I was informed last night by my eldest daughter that I had lost my perspective; that I was becoming paranoid about the monsters under the bed; that I was extreme in my vision of history; that I was wrong and over-exercised about the threats facing western civilization; that the answers to the current mess can be had by meaningful dialog and a pull-back from hard-line rhetoric. In a word: I had become "unhinged."

I think I responded. No, I know that I responded, vorciferously. But the sound of my voice fell victim to the deadening aspects of the vast media forest within which we wander. I am crying "fire," and yet modern totems drown me out, even while they themselves burn.

And so this where we are in history.

Maybe.

She is, after all, a redhead.

And I am a Leo.

8 comments:

camojack said...

Courage? I'm thinking of Dan Rather...nothing good, mind you.

My last wife was a redhead, or at least sometimes she was, anyway.
(Like when I met her...)

Kids!!!

Anonymous said...

Your daughter looks like Bert Lahr?

Egads, Mr. rdr, you have my sympathy.

I remember Mark Twain saying something like "I couldn't believe what an idiot my old man was when I was eighteen, and how much smarter he got by the time I was twenty-seven."

Give her a few years out in the 'real world'. The apple falls not far from the tree.

-Don Brouhaha

Cassandra said...

What Don said.

I started to answer this yesterday and decided to shut up.

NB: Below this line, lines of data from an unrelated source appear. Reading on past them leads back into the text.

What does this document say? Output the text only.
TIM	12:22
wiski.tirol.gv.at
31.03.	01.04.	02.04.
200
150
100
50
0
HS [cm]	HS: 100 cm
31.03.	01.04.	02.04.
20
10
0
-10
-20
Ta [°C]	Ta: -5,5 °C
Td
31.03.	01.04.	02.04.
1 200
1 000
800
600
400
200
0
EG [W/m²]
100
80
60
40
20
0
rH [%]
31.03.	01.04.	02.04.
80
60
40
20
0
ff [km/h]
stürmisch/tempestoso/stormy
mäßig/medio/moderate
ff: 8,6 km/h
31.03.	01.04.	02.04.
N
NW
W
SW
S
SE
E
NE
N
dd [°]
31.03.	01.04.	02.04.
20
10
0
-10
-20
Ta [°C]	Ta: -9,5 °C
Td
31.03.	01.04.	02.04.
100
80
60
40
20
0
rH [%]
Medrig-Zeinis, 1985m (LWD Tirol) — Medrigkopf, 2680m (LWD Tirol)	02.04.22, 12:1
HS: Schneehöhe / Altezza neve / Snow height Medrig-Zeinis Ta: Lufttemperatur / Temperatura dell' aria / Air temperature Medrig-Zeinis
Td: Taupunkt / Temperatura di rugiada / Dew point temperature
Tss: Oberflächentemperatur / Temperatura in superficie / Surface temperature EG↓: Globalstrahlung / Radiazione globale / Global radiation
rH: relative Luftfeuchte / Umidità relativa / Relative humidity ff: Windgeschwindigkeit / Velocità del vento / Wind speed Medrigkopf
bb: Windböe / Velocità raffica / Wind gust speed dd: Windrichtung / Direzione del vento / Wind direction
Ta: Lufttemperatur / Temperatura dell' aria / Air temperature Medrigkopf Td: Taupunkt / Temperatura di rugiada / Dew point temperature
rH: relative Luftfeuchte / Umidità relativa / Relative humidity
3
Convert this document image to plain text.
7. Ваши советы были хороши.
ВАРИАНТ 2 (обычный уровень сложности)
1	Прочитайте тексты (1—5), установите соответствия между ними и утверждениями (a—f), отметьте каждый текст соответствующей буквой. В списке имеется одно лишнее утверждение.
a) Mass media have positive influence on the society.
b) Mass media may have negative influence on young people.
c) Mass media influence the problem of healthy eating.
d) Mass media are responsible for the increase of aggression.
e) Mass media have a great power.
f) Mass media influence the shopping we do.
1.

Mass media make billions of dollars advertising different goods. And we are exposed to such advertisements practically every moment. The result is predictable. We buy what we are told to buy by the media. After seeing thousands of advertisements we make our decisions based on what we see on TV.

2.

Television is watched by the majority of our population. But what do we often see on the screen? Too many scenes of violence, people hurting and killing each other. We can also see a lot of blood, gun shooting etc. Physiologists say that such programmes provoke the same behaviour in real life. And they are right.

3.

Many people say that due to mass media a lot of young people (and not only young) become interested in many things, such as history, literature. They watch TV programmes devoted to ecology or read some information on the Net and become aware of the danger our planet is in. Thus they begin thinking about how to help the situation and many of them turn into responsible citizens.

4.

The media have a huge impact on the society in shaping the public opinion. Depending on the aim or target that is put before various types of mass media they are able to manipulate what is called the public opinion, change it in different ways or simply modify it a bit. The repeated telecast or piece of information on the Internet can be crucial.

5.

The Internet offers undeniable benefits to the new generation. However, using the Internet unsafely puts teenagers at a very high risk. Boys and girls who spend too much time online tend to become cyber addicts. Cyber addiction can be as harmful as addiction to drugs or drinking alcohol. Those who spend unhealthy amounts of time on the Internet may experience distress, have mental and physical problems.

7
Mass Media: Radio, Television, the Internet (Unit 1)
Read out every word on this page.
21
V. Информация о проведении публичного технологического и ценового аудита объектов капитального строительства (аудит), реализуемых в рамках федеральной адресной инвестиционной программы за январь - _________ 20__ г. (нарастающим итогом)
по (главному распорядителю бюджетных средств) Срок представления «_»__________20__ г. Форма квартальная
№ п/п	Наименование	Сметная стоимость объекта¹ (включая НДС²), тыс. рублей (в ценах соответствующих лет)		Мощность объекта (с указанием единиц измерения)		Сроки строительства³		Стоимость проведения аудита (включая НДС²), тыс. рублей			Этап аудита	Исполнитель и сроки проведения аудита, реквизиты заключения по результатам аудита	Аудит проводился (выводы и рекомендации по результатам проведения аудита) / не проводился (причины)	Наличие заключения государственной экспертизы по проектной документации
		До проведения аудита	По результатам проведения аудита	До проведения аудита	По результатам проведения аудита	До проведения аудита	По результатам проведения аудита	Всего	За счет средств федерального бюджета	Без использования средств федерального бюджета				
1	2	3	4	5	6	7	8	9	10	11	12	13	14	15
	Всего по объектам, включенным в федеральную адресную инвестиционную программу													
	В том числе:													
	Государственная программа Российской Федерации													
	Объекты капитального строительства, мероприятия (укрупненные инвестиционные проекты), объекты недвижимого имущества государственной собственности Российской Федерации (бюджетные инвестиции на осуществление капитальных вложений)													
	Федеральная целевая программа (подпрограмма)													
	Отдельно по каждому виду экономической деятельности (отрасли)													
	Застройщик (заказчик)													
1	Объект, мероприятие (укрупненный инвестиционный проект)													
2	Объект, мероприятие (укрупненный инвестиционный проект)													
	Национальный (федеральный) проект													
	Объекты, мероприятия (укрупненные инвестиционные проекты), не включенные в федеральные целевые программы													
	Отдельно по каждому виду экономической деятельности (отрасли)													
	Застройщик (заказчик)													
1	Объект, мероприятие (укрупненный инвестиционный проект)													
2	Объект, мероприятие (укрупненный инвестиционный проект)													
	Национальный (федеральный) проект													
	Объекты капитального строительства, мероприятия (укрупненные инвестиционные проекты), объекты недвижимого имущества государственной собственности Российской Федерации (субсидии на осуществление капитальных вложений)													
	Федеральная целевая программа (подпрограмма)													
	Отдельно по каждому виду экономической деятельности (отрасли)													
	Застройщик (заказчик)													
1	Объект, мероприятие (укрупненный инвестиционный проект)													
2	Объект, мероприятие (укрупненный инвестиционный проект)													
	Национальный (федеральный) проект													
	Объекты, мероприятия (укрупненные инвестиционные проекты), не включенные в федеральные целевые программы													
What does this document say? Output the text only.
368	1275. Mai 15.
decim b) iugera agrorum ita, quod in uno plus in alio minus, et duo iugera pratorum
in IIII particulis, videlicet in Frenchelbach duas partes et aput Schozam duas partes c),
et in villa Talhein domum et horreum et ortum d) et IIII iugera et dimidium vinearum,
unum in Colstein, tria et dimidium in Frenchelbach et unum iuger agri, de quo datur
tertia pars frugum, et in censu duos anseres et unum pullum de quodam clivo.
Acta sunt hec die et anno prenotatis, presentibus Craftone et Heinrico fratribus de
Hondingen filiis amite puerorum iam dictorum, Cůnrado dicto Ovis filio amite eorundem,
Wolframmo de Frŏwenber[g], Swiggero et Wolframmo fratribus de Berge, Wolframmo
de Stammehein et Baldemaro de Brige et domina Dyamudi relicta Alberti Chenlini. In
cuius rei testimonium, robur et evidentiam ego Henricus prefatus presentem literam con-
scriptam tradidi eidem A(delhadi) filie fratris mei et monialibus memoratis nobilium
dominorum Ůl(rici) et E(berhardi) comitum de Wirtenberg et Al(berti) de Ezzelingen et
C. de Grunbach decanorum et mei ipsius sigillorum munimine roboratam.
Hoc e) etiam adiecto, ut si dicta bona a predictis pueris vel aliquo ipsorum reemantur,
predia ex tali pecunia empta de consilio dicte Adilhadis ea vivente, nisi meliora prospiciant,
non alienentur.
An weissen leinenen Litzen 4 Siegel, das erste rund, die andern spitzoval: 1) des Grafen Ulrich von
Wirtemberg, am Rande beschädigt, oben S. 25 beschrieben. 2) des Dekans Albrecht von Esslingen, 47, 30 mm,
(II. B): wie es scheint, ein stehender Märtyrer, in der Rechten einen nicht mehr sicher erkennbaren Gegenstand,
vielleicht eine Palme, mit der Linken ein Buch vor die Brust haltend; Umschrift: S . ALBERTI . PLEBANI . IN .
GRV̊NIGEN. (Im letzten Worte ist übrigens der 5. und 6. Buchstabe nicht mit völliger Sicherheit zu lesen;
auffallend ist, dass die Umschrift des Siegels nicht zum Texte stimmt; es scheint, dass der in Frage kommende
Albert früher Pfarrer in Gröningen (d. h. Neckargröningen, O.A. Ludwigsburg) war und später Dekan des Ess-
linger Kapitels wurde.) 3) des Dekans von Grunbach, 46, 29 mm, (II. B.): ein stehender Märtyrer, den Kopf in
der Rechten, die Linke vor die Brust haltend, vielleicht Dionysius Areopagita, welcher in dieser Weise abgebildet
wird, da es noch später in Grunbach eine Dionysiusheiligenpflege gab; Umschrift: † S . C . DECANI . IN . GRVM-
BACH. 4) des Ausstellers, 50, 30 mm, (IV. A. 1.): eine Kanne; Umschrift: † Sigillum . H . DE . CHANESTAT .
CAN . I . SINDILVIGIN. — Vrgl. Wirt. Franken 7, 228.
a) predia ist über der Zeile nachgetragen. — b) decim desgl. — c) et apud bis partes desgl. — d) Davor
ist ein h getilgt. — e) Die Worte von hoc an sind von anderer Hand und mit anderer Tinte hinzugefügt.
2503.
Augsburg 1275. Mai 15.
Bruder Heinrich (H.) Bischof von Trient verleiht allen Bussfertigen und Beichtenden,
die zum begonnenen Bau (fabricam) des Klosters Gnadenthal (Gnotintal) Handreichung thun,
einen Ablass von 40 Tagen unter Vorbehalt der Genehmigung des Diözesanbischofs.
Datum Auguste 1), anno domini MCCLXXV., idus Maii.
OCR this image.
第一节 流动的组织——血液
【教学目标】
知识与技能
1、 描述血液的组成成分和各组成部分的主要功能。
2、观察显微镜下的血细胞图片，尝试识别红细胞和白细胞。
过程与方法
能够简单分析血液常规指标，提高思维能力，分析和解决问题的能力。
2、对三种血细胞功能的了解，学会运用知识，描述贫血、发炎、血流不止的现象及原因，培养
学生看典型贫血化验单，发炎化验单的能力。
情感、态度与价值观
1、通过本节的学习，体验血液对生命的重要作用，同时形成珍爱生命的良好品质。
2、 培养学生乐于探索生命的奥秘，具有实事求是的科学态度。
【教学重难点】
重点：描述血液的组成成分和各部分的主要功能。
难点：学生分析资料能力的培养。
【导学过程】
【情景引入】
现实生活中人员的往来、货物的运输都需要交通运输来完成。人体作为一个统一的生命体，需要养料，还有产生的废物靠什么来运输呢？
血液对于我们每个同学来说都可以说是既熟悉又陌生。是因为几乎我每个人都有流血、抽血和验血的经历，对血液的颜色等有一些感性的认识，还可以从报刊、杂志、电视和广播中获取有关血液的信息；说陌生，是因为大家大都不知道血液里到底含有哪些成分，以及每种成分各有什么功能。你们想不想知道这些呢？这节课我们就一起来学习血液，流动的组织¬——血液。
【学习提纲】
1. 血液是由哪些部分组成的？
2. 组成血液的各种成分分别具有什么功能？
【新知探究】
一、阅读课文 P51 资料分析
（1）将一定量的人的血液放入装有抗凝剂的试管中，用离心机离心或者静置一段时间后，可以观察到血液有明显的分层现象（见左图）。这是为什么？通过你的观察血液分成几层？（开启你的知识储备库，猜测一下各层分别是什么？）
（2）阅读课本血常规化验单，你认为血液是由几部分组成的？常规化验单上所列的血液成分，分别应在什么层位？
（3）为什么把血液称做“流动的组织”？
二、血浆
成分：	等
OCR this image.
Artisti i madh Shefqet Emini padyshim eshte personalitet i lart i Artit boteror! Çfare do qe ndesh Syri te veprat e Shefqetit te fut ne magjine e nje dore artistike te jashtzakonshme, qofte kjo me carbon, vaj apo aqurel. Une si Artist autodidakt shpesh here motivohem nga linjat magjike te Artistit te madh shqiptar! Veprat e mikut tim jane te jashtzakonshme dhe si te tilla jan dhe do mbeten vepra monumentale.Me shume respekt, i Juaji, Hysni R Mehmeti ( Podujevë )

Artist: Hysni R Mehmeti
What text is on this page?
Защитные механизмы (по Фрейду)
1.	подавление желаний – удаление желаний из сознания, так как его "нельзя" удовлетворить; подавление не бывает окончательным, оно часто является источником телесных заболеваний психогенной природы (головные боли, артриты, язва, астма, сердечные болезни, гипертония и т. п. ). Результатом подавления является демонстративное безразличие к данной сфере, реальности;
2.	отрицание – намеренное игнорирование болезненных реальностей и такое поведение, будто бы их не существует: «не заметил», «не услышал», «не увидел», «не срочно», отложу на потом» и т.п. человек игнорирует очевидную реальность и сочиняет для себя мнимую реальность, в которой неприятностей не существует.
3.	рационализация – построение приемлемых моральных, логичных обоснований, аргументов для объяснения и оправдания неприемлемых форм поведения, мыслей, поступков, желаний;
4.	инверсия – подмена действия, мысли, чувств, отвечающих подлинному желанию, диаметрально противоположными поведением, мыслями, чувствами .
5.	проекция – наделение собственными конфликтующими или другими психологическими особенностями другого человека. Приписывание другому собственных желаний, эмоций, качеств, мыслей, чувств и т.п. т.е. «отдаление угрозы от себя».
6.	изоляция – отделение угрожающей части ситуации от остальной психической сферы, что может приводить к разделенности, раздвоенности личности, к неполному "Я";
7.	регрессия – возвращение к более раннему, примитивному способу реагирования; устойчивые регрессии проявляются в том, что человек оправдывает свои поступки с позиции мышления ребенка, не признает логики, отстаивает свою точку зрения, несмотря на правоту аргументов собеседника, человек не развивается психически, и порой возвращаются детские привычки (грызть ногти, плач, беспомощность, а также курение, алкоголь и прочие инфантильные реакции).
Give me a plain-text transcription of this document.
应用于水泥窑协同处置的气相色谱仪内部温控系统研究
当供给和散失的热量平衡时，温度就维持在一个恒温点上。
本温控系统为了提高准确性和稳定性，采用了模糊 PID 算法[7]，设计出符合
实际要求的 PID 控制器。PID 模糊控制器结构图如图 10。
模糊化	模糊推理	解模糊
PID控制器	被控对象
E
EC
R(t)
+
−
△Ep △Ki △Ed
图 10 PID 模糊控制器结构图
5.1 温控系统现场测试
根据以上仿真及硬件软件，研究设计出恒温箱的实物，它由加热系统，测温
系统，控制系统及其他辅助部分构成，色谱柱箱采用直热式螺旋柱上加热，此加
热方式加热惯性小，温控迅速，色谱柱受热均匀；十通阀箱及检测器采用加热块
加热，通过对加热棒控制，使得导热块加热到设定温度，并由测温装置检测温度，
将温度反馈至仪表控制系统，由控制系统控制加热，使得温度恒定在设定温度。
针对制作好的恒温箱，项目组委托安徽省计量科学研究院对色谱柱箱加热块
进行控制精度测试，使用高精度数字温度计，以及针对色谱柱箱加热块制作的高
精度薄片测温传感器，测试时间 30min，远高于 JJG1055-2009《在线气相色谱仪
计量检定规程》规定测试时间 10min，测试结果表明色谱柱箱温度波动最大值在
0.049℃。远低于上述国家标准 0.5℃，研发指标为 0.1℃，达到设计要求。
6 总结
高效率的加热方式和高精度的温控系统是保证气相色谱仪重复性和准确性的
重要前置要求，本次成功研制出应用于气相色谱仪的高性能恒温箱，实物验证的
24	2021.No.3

I look at my oldest boy and just cannot believe, sometimes, how much he has changed just in the past two years.

He will be 27 in a few short days. My first baby. How do they get so big? I still remember when they first laid him in my arms. I don't think I will ever get over that feeling of wonder.

I remember when I didn't want to let the nurses take him back to the station to take his vitals and they laughed at me because I would follow with my IV and wait outside the window until they were done with him so I could snatch him back from those evil nurses who I was sure didn't know how to care for him properly.

Now he is busting crackheads. Kids :) They do turn out OK, eventually. I still think he is going to be a writer, someday. I hope so.

She is just enjoying all that heady knowledge from that fancy edumacation you just paid for, mr rdr. Be proud of her, as I know you are. The experience will come in its own time.

Cassandra said...

Would you please post something else so I do not have to look at that lion?

He is making me nervous. He's almost worse than that half-nude young man you put up there, and I didn't know where to look.

*Honestly* :)

spd rdr said...

He looks strong, doesn't he?

Cassandra said...

He looks....

*Exasperation* :)

Yes, that is precisely the work I was looking for counselor. How do you know these things instinctively?

Cassandra said...

oh. I am still tired.

word

I even read that twice and didn't see the typo. Not a good sign...

*sigh*

benning said...

How old is she? And is she still in school? That would explain a LOT of things!

Given enough time, she'll see the light.